Now what? Did you see that our old friend Roy Moore has won the GOP nomination for Chief Justice of the Alabama Supreme Court? Roy used to be Chief Justice down in the Red Tide State back in the day. When he first took office, he erected a gigantic Ten Commandments monument in the rotunda of the court building. He was sued, but when told to remove the two-ton constitutional offense from the premises, he refused. He refused a federal court order! While serving as Chief Justice of the state supreme court!

At any rate, he stepped down, or maybe was thrown out, I forget. And now, he’s back in the race and will have a chance to win his old job back next November. Ten-to-one this egomaniac commissions another Decalogue and engineers another Establishment Clause showdown. Did I mention that the showoff rode a horse to the polls on Tuesday? Oh, and here’s one last thing I didn’t know about Moore. I knew that he had run for governor once or twice without success, but he apparently considered a run for President last year. Il se prend pour qui, lui!

I’m watching MSNBC while I write and naturally the main topic of endless conversation is the GOP primary. I’m bringing this up only because they just showed a clip of Mittens on the hustings and I was reminded of another thing that I find greatly irritating about the man.

It’s his haircut.
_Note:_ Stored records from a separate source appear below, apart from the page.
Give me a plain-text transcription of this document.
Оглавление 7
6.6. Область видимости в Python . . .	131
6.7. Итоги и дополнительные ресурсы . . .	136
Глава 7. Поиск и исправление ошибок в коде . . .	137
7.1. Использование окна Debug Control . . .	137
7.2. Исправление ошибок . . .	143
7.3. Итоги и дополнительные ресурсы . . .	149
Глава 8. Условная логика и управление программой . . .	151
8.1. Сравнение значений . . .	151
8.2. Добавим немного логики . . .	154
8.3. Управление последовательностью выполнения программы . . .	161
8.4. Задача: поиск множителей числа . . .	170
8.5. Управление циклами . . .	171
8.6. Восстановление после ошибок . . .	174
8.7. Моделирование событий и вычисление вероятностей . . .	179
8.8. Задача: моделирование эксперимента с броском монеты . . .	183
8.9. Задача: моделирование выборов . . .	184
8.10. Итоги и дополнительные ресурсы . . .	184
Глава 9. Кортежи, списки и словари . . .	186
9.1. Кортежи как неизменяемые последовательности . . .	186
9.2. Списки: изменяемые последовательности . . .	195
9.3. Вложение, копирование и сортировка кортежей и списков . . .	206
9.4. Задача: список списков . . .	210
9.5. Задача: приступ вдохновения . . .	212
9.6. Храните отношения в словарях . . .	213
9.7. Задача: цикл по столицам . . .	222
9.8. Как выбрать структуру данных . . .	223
Mitt Romney’s stylist has deliberately crafted a little tuft of hair that comes off his forehead in an effort to give him a touch of insouciance. I can tell that the stylist used those special scissors that leave an irregular edge, so the tuft is kind of shaggy. But the thing is, this detail is obviously a product of a haircut that would put John Edwards to shame. It’s designed to make Mitt look casual, but in fact it delivers the exact opposite impression because everyone can tell that the tuft is a result of a metrosexual salon session rather than manly indifference to perfect hair.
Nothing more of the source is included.